Anrabia a intégré l'E2C en janvier, après avoir raté son bac. — C. Villemain / 20 minutes

Il y a encore cinq mois, Amata était «en galère». «Je ne savais pas ce que j'allais faire. Je ne trouvais ni formation, ni boulot», raconte cette jeune fille de 19 ans, sortie du système scolaire en 3e. Depuis décembre, son avenir s'est éclairci. Elle a intégré l'École de la deuxième chance (E2C) Vaulx agglo, créée en 2010 pour venir en aide aux 18 - 25 ans en décrochage scolaire. Une structure soutenue par de nombreuses entreprises de la région et engagée depuis lundi dans un partenariat avec Unibail Rodamco, exploitant des centres commerciaux Part-Dieu et Confluence.

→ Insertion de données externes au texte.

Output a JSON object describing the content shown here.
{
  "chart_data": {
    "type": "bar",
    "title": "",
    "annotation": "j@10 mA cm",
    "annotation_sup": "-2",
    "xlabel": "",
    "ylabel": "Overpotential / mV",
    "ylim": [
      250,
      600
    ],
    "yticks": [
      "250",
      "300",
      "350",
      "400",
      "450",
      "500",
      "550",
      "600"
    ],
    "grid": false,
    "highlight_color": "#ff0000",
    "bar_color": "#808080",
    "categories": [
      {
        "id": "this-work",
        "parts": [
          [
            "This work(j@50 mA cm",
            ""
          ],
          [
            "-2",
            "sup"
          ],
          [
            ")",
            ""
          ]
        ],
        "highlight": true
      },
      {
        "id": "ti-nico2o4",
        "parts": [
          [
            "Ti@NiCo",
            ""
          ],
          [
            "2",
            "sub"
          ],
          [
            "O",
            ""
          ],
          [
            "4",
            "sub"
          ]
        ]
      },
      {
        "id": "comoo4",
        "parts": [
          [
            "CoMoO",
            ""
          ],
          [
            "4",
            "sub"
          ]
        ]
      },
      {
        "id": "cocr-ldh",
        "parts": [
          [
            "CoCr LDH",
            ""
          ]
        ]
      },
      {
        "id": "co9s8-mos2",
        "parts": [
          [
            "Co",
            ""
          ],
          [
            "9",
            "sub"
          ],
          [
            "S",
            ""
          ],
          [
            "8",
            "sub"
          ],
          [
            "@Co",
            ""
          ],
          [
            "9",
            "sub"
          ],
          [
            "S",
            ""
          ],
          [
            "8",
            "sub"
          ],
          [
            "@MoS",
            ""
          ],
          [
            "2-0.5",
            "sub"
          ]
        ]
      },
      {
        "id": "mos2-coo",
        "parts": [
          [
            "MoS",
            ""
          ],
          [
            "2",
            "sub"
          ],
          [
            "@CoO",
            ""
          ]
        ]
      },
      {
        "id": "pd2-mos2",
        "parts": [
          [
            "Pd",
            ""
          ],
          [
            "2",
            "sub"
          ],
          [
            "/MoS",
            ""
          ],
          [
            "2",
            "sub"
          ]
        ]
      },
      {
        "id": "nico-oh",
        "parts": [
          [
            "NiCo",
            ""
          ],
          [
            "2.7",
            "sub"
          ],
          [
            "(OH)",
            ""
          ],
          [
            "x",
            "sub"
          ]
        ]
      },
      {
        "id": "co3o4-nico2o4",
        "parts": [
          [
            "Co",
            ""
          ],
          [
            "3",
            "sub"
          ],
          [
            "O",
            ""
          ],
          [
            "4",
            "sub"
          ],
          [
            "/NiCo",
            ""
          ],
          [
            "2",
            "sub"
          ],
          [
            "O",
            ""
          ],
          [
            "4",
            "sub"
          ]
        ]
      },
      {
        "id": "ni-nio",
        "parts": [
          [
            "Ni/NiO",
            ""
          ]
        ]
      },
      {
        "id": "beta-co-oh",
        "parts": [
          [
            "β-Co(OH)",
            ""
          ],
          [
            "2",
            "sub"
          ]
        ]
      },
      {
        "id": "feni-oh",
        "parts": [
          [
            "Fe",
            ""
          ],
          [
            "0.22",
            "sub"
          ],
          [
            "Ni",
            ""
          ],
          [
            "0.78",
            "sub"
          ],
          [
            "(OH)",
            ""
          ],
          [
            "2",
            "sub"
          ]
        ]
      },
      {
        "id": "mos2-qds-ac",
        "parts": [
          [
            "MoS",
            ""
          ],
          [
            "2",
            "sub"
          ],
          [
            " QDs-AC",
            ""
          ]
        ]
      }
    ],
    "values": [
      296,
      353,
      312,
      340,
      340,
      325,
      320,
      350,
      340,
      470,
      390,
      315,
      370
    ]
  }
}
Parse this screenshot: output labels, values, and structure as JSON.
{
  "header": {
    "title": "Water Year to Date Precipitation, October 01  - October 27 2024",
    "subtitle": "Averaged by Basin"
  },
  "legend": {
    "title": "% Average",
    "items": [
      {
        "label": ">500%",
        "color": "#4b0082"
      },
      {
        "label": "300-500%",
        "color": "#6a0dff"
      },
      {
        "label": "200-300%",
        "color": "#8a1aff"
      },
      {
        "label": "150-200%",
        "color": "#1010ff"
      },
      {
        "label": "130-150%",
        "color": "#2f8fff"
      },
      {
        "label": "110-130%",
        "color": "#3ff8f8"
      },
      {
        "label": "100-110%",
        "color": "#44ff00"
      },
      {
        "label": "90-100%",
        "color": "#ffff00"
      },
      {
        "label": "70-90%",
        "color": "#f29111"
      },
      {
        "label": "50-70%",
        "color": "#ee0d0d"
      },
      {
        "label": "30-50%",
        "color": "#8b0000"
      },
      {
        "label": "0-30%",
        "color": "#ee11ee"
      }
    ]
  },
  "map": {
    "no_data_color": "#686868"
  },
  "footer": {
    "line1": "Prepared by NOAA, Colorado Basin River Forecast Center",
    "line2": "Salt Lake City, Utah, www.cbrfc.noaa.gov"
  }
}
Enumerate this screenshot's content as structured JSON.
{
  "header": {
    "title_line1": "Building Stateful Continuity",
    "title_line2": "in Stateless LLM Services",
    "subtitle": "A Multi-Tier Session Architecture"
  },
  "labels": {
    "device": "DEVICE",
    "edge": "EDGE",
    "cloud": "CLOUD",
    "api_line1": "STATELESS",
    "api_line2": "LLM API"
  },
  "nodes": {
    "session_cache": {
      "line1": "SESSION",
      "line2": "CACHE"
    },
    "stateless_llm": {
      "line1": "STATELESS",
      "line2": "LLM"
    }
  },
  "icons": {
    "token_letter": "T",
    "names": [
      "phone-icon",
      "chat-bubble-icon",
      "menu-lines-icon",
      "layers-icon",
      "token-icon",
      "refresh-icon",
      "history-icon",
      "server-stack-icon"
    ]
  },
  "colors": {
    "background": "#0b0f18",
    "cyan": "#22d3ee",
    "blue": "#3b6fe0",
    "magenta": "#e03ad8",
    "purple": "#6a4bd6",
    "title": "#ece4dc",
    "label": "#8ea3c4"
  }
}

Un accès au monde professionnel


Pour les élèves, cet engagement marque une étape importante. «Cela leur offre un accès à des métiers très différents : la vente, la grande distribution, la restauration, l'administratif… Il est important qu'ils puissent être accueillis en stage pour qu'on puisse ensuite leur faire des propositions d'embauche», indique Marie-France Vieux-Marcaud, présidente de l'E2C. «La situation de l'emploi est compliquée. Raison de plus pour aider ces jeunes à trouver des portes de sortie», indique Christophe Roszak, directeur du réseau centres commerciaux France chez Unibail. Cette porte de sortie, Anrabia, 19 ans, espère l'avoir trouvée. Depuis janvier, cette élève enchaîne les stages. «Dans la vente et l'hôtellerie », explique la jeune fille, qui a atterri à l'E2C après avoir raté son bac. «L'école m'a permis d'accéder plus facilement aux stages, de découvrir différents métiers. J'espère décrocher un contrat d'apprentissage dans la vente», ajoute cette Lyonnaise, qui a bénéficié avant l'heure du partenariat avec Unibail, en réalisant des stages à la Part-Dieu.

Depuis début 2012, 40 élèves ont également été accueillis dans des boutiques des deux centres lyonnais. «Deux contrats de travail ont été signés», précise l'E2C, qui a déjà accueilli 250 jeunes. La moitié d'entre eux sont sortis de l'école avec un emploi ou une formation.